La comtesse voulut tenter encore un dernier effort pour effrayer cet homme que la prière ne pouvait fléchir, et, la pâleur sur le front, les yeux animés d’un feu prophétique, elle s’avança vers lui :

« Prenez garde, dit-elle, qu’à défaut de la justice des hommes, dont vous vous raillez, cette justice d’en haut, que vous blasphémez, ne suscite à l’extrémité du monde, dans les déserts les plus reculés, où le pas de l’homme n’aura peut-être jamais été empreint, un accusateur, un juge et un bourreau.

— Le temps des miracles est passé, dit froidement don Antonio, et je suis sûr qu’il ne reviendra jamais. »

Puis il ajouta d’un geste d’impatience : « Voyons, finissons-en, cet enfant a dormi pour la dernière fois sous le toit de ses pères.

— Faites, ô mon Dieu ! qu’il n’en soit rien, » s’écria doña Luisa en adressant à Dieu la plus fervente prière qui se soit échappée d’un cœur maternel. Puis elle se précipita aux genoux de celui qui l’avait aimée en s’écriant :

« Oh ! Antonio, vous que j’ai connu si grand, si noble, si généreux, voudriez-vous vous souiller d’un crime ? Oh ! non, non, c’est pour m’effrayer ! n’est-ce pas ?

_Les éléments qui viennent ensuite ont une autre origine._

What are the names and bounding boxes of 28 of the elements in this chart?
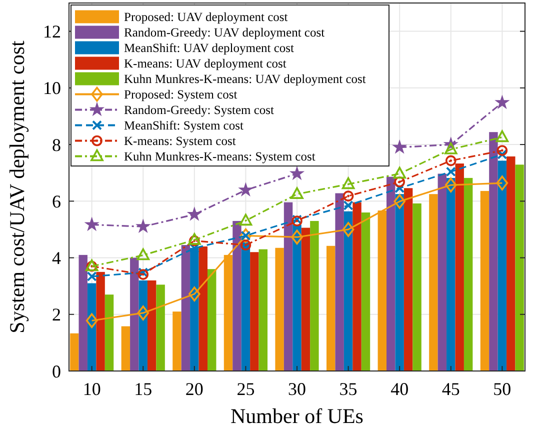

— Vous effrayer, reprit don Antonio avec un sourire sardonique, non vraiment ; car si j’ai été tout ce que vous dites, vive Dieu ! c’est un assez bon fonds de vertu pour pouvoir l’écorner un peu sans l’appauvrir. Mais, ajouta-t-il, le temps se passe et mes gens s’impatientent. »

À cette froide et cruelle raillerie, doña Luisa ne trouva plus de réponse. L’homme qui plaisantait avec le crime devait avoir un cœur qu’il était désormais inutile de chercher à attendrir.